Published on: 29/05/2019 Discussion Archived

As mentioned during the webinar, and also proposed by Difi (via email), we may include metadata for quality of data sets/elements.

The W3C Data Quality Vocabulary (DQV) is the clear candidate for this purpose. The main question is the case of use for this quality assesment of the data:

  1. Express that a dataset fits in a quality classification (see example)
  2. Provide quality assessment with quality metrics —e.g., completeness— (see example)
  3. Express the conformance of a dataset's metadata with a standard (see example)
  4. Provenance of datasets (along with the W3C Provenance Ontology)
  5. Others...

DCAT-2 also includes some examples about quality.

This issue is related to [Issue #02] proposing the creation of the boolean property isAuthoritative.

Shared on

Last update: 26/05/2021

Access to Base Registries

Open Source SoftwareStandardisation+2 topics

Comments

Jim J. Yang Fri, 12/07/2019 - 14:17

I know this issue is closed (conf. webinar 11 July). Just to be precise about what we agreed upon.

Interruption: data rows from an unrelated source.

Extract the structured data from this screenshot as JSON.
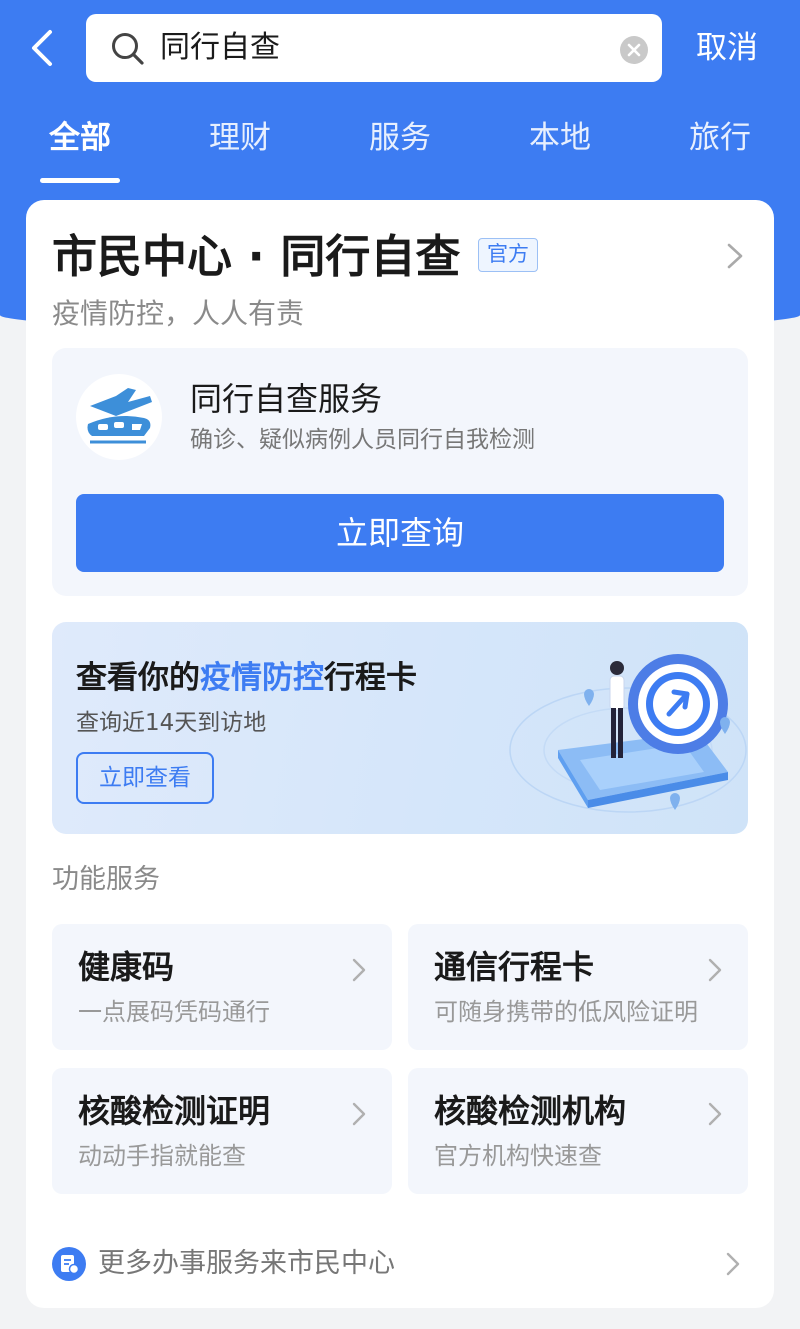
{
  "search": {
    "query": "同行自查",
    "cancel_label": "取消"
  },
  "tabs": [
    {
      "label": "全部",
      "active": true
    },
    {
      "label": "理财",
      "active": false
    },
    {
      "label": "服务",
      "active": false
    },
    {
      "label": "本地",
      "active": false
    },
    {
      "label": "旅行",
      "active": false
    }
  ],
  "card": {
    "title": "市民中心 · 同行自查",
    "badge": "官方",
    "subtitle": "疫情防控，人人有责",
    "service": {
      "name": "同行自查服务",
      "desc": "确诊、疑似病例人员同行自我检测",
      "button_label": "立即查询"
    },
    "banner": {
      "title_pre": "查看你的",
      "title_highlight": "疫情防控",
      "title_post": "行程卡",
      "subtitle": "查询近14天到访地",
      "button_label": "立即查看"
    },
    "section_title": "功能服务",
    "features": [
      {
        "name": "健康码",
        "desc": "一点展码凭码通行"
      },
      {
        "name": "通信行程卡",
        "desc": "可随身携带的低风险证明"
      },
      {
        "name": "核酸检测证明",
        "desc": "动动手指就能查"
      },
      {
        "name": "核酸检测机构",
        "desc": "官方机构快速查"
      }
    ],
    "more_label": "更多办事服务来市民中心"
  },
  "colors": {
    "accent": "#3d7cf2",
    "background": "#f2f3f5"
  }
}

"12. Quality information" of DCAT2 is non-normative (and the data model for DCAT2 doesn’t explicitly include DQV/PROV). Unless DCAT-AP2 is going to do it (which I don’t know), we need to include usage of DQV and PROV explicitly in BRegDCAT-AP, in order to have a standardized way of describing the quality information of the Base registries across the Member states. I mean, not just mentioning as examples, but also explicitly including in BRegDCAT-AP (or DCAT-AP2) optional properties like dqv:hasQualityMeasurement (range: dqv:QualityMeasurement); dqv:hasQualityAnnotation (range: dqv:QualityAnnotation); …

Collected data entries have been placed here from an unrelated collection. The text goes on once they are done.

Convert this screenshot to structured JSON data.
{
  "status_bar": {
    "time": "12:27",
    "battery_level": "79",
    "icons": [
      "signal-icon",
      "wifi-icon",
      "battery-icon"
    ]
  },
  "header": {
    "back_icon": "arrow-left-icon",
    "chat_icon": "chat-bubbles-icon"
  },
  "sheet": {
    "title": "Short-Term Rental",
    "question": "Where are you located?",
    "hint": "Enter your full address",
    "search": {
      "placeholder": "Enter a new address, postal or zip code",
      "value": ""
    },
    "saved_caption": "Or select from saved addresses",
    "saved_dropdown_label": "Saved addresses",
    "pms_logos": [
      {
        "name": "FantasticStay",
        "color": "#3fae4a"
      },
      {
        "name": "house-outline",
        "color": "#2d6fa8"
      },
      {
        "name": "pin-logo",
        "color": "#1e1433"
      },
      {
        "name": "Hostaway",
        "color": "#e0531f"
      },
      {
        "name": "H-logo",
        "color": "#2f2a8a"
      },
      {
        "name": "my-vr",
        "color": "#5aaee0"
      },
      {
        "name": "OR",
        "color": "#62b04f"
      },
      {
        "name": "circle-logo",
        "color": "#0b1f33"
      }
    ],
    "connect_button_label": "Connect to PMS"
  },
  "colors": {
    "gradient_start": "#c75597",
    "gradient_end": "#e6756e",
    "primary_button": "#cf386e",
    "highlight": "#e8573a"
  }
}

Furthermore, since DQV doesn’t define any quality dimensions, I would suggest that EU/ISA2 defines (e.g. by reusing existing (ISO-)definitions when applicable) a set of quality dimensions as a controlled vocabulary, in order to achieve semantic interoperability across the descriptions of the Base registries.

Otherwise, each of the Member states will have to handle it at the national level, by including DQV/PROV as national extensions to DCAT-AP/BRegDCAT-AP, with potentially different definitions of the same quality dimensions. As far as I know, at least Denmark, Czechia and Norway are using DQV and defining/defined some quality dimensions.